Illustration 21: Query Studio report now omitting record with no returns
Understanding these settings which either apply a filter prior to or after aggregation can help authors achieve their desired results.
Within Report Studio for the same type of report, the user could create a detail filter with the expression of “[Returns Quantity] is not null” and change the filter to “After auto aggregation” as seen in Illustration 22.
Illustration 22: Report Studio filter set to After auto aggregation
By default, Report Studio filters are set to “Before auto aggregation”, the opposite of Query Studio.
Another option for this type of report in Report Studio is to use the Base Query method described in the previous section. The Base Query gets the data and stitches it together. The parent query then filters the data after the stitch ensuring the null values introduced by the stitch are filtered out.
Users should always be wary when filtering in a stitch query if that filter is not on a conformed dimension. This could include,
- Filtering on a fact column as shown in this example
- Filtering on a non-conformed dimension (a dimension that is only applies to one of the facts in the query)
Total for Group Giving Incorrect Values with an After Stitch Calculation
In this scenario, when a calculation is created, such as a variance calculation, and then another calculation is based on the first calculation, values appear incorrectly.
This issue is easily demonstrated in Query Studio using one of the analytical functions. Using our previous example of a Sales Return Variance calculation (Sales Quantity minus Return Quantity) and the analytic function % of Total against the Sales Return Variance calculation, the values for the new calculation are much larger than they should be as seen in Illustration 23.

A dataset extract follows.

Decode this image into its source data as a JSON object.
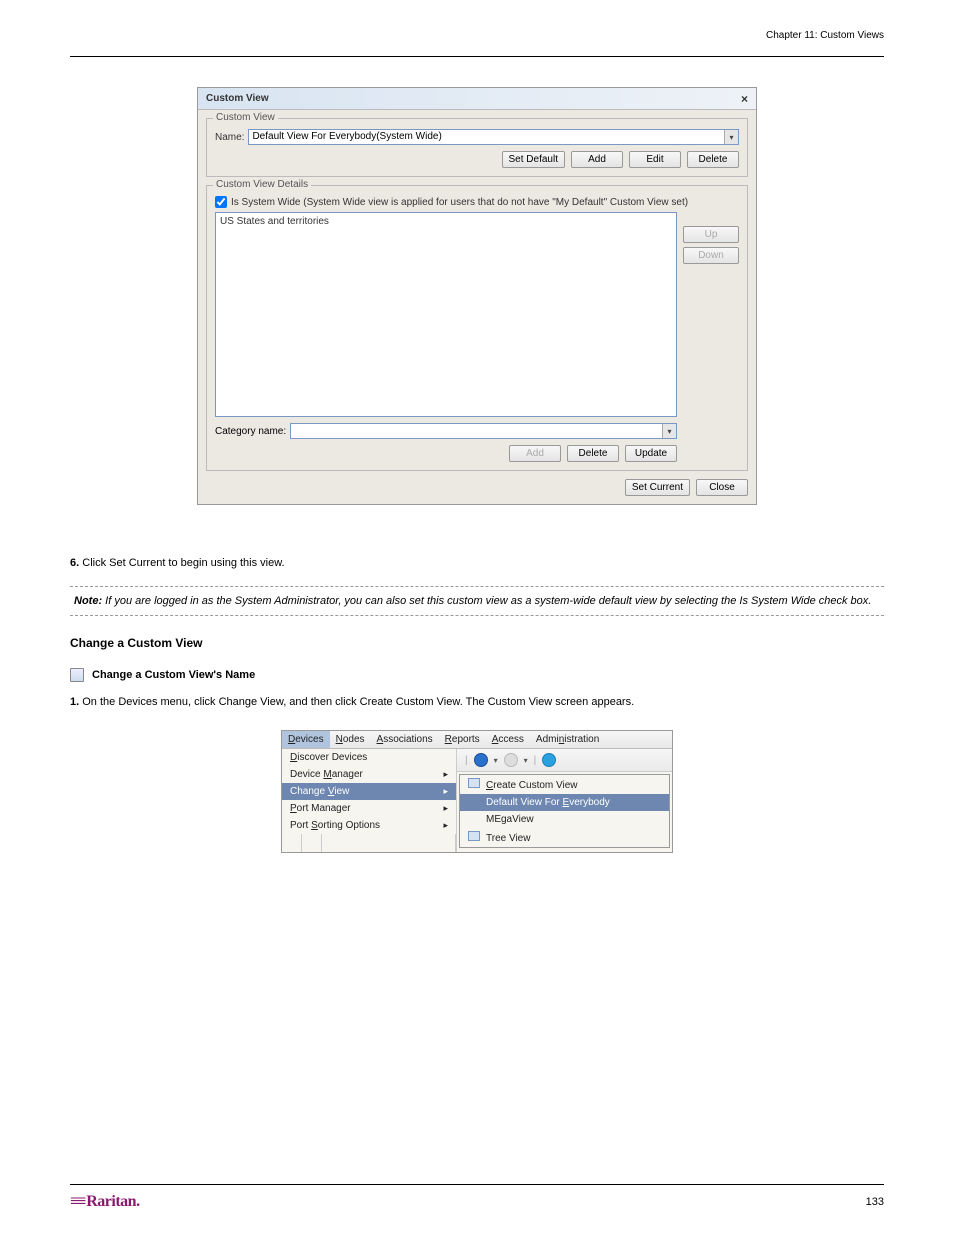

Illustration 23: List report with the % of total calculation displaying values much larger than expected
Currently there is no work around for this issue within Query Studio. To get the values required in this scenario, within Report Studio or Business Insight Advanced you can use the percentage function. The following is an example of the syntax that would be used in the calculation.
percentage([Sales Return Variance] for [Product Type])

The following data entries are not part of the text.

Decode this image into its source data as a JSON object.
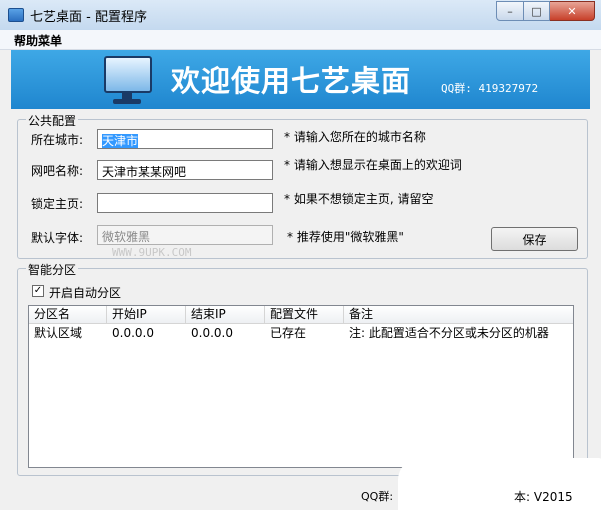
{
  "window": {
    "title": "七艺桌面 - 配置程序"
  },
  "menu": {
    "help": "帮助菜单"
  },
  "banner": {
    "title": "欢迎使用七艺桌面",
    "qq": "QQ群: 419327972"
  },
  "public_config": {
    "legend": "公共配置",
    "city_label": "所在城市:",
    "city_value": "天津市",
    "city_hint": "* 请输入您所在的城市名称",
    "netbar_label": "网吧名称:",
    "netbar_value": "天津市某某网吧",
    "netbar_hint": "* 请输入想显示在桌面上的欢迎词",
    "homepage_label": "锁定主页:",
    "homepage_value": "",
    "homepage_hint": "* 如果不想锁定主页, 请留空",
    "font_label": "默认字体:",
    "font_value": "微软雅黑",
    "font_hint": "* 推荐使用\"微软雅黑\"",
    "save_label": "保存",
    "watermark": "WWW.9UPK.COM"
  },
  "smart_partition": {
    "legend": "智能分区",
    "auto_label": "开启自动分区",
    "auto_checked": true,
    "columns": [
      "分区名",
      "开始IP",
      "结束IP",
      "配置文件",
      "备注"
    ],
    "rows": [
      [
        "默认区域",
        "0.0.0.0",
        "0.0.0.0",
        "已存在",
        "注: 此配置适合不分区或未分区的机器"
      ]
    ]
  },
  "status": {
    "qq_label": "QQ群:",
    "version": "本: V2015"
  }
}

This will return the expected values for the % of total calculation as seen in Illustration 24.
Illustration 24: List report with the % of total calculation displaying the correct results
Stitch queries are a powerful report engine technique that allow multiple fact queries to return the correct data. However there are some circumstances where a little more thought is required to ensure the query returns the expected results.
Users who are likely to produce stitch queries, regardless of what studio they are in, should be aware of the edge cases shown within this document.
Within Report Studio the base query method will work against most of the shown stitch query issues. The base query method is not available within Query Studio or Business Insight Advanced. For these users, the Framework Manager modeller may alleviate the issues with correct modelling. Some of these techniques have been shown. It may even be the case that the data modeller may take the view that instead of using stitch queries and multiple fact tables the data may be better modelled using a single fact table. This will prevent stitch queries being generated and business authors encountering the shown issues.
Creating the correct data model, be that in the physical data warehouse or the Framework Manager model, is not done by just looking at the data. Knowing how the data will be used, and in what products, can also have a significant influence on the final data model. For that reason you should ensure these areas have been given significant thought when finalizing the data design.